For some people that number might feel small. For others, big. For me, it’s symbolic.
When I was 15, partly out of curiosity and partly out of boredom, I started a forum that mixed two things I loved at the time: football and video games. I called it futbolgame. Not very original.
I didn’t have a plan. I didn’t think about growth, positioning, or marketing. I just wanted to build something. And somehow, without really understanding how, that forum also passed the 200 registered users mark.
What surprised me most was not the number itself, but everything that came with it.
I started learning Photoshop because some users wanted banners for their profiles.

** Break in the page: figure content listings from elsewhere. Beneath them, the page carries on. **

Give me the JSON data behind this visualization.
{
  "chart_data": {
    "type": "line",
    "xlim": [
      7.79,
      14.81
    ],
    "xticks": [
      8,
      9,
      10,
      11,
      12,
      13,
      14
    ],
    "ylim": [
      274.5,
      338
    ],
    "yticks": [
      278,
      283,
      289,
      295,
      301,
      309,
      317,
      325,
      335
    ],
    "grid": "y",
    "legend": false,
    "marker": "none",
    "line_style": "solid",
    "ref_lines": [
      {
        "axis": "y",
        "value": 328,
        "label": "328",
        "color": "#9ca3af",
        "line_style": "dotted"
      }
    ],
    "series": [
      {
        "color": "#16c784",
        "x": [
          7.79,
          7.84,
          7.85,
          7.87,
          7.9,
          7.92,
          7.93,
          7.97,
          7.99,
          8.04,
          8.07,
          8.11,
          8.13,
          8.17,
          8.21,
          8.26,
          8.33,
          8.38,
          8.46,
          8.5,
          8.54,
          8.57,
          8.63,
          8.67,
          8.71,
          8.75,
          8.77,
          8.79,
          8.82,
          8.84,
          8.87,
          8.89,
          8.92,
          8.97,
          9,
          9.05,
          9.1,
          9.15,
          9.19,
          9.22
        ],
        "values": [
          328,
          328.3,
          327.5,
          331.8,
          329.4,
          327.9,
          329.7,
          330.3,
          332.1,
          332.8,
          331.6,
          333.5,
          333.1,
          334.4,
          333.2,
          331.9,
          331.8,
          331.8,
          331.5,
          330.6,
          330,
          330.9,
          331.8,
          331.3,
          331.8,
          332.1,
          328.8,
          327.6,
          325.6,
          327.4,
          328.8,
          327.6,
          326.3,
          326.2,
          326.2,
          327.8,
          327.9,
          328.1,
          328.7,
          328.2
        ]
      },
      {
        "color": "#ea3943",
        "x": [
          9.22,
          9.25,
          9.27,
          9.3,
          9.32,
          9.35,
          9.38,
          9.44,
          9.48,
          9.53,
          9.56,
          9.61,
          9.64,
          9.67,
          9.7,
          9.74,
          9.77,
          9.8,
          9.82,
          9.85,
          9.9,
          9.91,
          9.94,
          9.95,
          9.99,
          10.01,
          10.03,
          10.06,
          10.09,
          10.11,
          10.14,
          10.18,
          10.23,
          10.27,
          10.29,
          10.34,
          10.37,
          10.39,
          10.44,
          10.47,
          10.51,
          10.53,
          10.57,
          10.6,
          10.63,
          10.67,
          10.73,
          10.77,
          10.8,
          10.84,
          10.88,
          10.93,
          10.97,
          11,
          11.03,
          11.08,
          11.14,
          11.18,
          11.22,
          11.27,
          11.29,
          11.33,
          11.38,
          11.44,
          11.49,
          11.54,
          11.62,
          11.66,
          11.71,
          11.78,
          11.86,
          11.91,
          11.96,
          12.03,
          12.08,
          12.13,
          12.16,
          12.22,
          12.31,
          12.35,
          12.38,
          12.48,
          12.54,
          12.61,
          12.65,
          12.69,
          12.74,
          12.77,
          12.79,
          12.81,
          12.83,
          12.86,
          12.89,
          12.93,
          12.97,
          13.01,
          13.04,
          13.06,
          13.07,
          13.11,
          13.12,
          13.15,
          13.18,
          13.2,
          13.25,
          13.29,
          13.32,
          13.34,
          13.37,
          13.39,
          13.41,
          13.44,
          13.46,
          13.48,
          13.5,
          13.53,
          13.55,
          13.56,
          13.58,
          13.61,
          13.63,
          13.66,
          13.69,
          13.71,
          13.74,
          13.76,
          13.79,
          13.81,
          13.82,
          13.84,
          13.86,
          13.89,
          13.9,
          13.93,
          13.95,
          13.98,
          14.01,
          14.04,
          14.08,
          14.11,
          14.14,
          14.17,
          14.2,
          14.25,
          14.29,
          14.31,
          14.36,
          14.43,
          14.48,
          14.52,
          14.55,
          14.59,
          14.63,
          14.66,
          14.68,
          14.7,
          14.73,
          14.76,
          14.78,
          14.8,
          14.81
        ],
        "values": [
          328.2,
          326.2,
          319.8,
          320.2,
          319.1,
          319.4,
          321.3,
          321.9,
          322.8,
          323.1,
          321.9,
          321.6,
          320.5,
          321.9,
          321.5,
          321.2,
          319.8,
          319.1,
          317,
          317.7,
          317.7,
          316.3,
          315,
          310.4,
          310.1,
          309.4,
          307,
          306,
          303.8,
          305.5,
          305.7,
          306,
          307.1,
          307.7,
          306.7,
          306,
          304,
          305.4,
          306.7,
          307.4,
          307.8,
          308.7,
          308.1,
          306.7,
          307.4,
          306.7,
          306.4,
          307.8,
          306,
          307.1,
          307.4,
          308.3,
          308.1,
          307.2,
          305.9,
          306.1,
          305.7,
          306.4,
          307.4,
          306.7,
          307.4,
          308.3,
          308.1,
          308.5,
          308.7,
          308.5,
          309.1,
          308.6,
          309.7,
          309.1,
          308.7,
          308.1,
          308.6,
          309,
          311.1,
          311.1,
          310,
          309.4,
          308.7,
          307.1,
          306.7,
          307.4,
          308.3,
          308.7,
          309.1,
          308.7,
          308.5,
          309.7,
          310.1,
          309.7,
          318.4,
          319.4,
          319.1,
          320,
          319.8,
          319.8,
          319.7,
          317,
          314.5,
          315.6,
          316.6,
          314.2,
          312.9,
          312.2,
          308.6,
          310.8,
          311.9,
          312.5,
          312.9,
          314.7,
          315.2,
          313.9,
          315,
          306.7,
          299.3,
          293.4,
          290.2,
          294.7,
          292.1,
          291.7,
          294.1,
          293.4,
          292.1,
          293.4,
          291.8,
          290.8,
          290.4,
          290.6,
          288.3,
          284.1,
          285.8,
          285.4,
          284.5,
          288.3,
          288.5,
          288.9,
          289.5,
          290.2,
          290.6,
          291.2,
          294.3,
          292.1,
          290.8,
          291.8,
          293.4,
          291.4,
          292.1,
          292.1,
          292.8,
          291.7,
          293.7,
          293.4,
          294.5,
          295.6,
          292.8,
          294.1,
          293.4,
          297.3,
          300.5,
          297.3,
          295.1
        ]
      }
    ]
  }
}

I met people I never saw in real life but spent hours talking with, mostly about football. The forum never became anything big, but it gave me something more valuable at that age: curiosity, momentum, and the feeling of creating something that mattered to a few people.
Looking back, I realize how easy it is to overcomplicate things now. We obsess over names, branding, positioning, storytelling. We try to make everything perfect before it even exists. And often, that’s exactly what kills the idea.
Back then, I had no strategy. No expectations. I just made things, learned along the way, and enjoyed the process.
And honestly, that’s still what matters most.
If you enjoy creating, the rest is secondary. You never really know if something will turn into a living until you try. And you cannot force yourself to care about an idea just because it sounds good on paper. Real interest does not come from an idea bank. It comes from being genuinely curious, from wanting to understand a problem, from spending time with it.
That is where the best things come from.
I am not in a position to give advice, but if there is one thing I believe in, it is this: create if you feel the urge to create. Follow what genuinely pulls you. Try things. Express yourself.
In a world where everything is measured, optimized, and packaged, seeing someone do something honestly and without pretending is rare. Maybe it makes less money. Maybe it never becomes a business. But your soul does not run on revenue.
If we spent less time chasing what seems profitable and more time exploring what truly interests us, we would probably see better ideas, more originality, and work that actually means something.